Portelinha Joana, Passarinho Maria Picoto, Costa João Marques
Hospital de Egas Moniz, Centro Hospitalar Lisboa Ocidental, Lisbon, Portugal.
Saudi J Ophthalmol. 2015 Jan-Mar;29(1):39-47. doi: 10.1016/j.sjopt.2014.09.009. Epub 2014 Sep 28.

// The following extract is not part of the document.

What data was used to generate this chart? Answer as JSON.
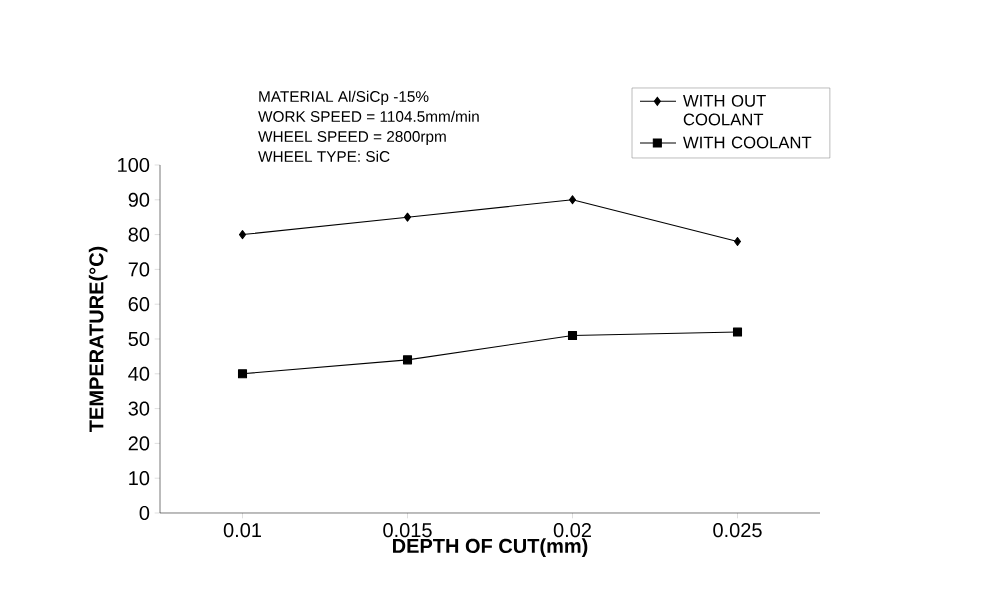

Facial nerve palsy is associated with significant morbidity and can have different etiologies. The most common causes are Bell's palsy, Ramsay-Hunt syndrome and trauma, including surgical trauma. Incidence varies between 17 and 35 cases per 100,000. Initial evaluation should include accurate clinical history, followed by a comprehensive investigation of the head and neck, including ophthalmological, otological, oral and neurological examination, to exclude secondary causes. Routine laboratory testing and diagnostic imaging is not indicated in patients with new-onset Bell's palsy, but should be performed in patients with risk factors, atypical cases or in any case without resolution within 4 months. Many factors are involved in determining the appropriate treatment of these patients: the underlying cause, expected duration of nerve dysfunction, anatomical manifestations, severity of symptoms and objective clinical findings. Systemic steroids should be offered to patients with new-onset Bell's palsy to increase the chance of facial nerve recovery and reduce synkinesis. Ophthalmologists play a pivotal role in the multidisciplinary team involved in the evaluation and rehabilitation of these patients. In the acute phase, the main priority should be to ensure adequate corneal protection. Treatment depends on the degree of nerve lesion and on the risk of the corneal damage based on the amount of lagophthalmos, the quality of Bell's phenomenon, the presence or absence of corneal sensitivity and the degree of lid retraction. The main therapy is intensive lubrication. Other treatments include: taping the eyelid overnight, botulinum toxin injection, tarsorrhaphy, eyelid weight implants, scleral contact lenses and palpebral spring. Once the cornea is protected, longer term planning for eyelid and facial rehabilitation may take place. Spontaneous complete recovery of Bell's palsy occurs in up to 70% of cases. Long-term complications include aberrant regeneration with synkinesis. FNP after acoustic neuroma surgery remains the most common indication for FN rehabilitation.
面神经麻痹会导致严重的发病率,且病因多样。最常见的病因是贝尔麻痹、拉姆齐-亨特综合征和创伤,包括手术创伤。发病率为每10万人中有17至35例。初始评估应包括准确的临床病史,随后对头颈部进行全面检查,包括眼科、耳科、口腔和神经科检查,以排除继发性病因。新发贝尔麻痹患者无需进行常规实验室检查和诊断性影像学检查,但有危险因素、非典型病例或4个月内未恢复的任何病例均应进行相关检查。确定这些患者的适当治疗涉及许多因素:潜在病因、神经功能障碍的预期持续时间、解剖学表现、症状严重程度和客观临床发现。新发贝尔麻痹患者应使用全身性类固醇,以增加面神经恢复的机会并减少联带运动。眼科医生在参与这些患者评估和康复的多学科团队中起着关键作用。在急性期,首要任务应是确保角膜得到充分保护。治疗取决于神经损伤程度以及基于睑裂闭合不全程度、贝尔现象质量、角膜感觉是否存在以及眼睑退缩程度的角膜损伤风险。主要治疗方法是强化润滑。其他治疗方法包括:夜间粘贴眼睑、注射肉毒杆菌毒素、睑缘缝合术、植入眼睑配重、佩戴巩膜接触镜和眼睑弹簧。一旦角膜得到保护,就可以进行眼睑和面部康复的长期规划。高达70%的贝尔麻痹患者可自发完全恢复。长期并发症包括异常再生和联带运动。听神经瘤手术后的面神经麻痹仍然是面神经康复最常见的适应症。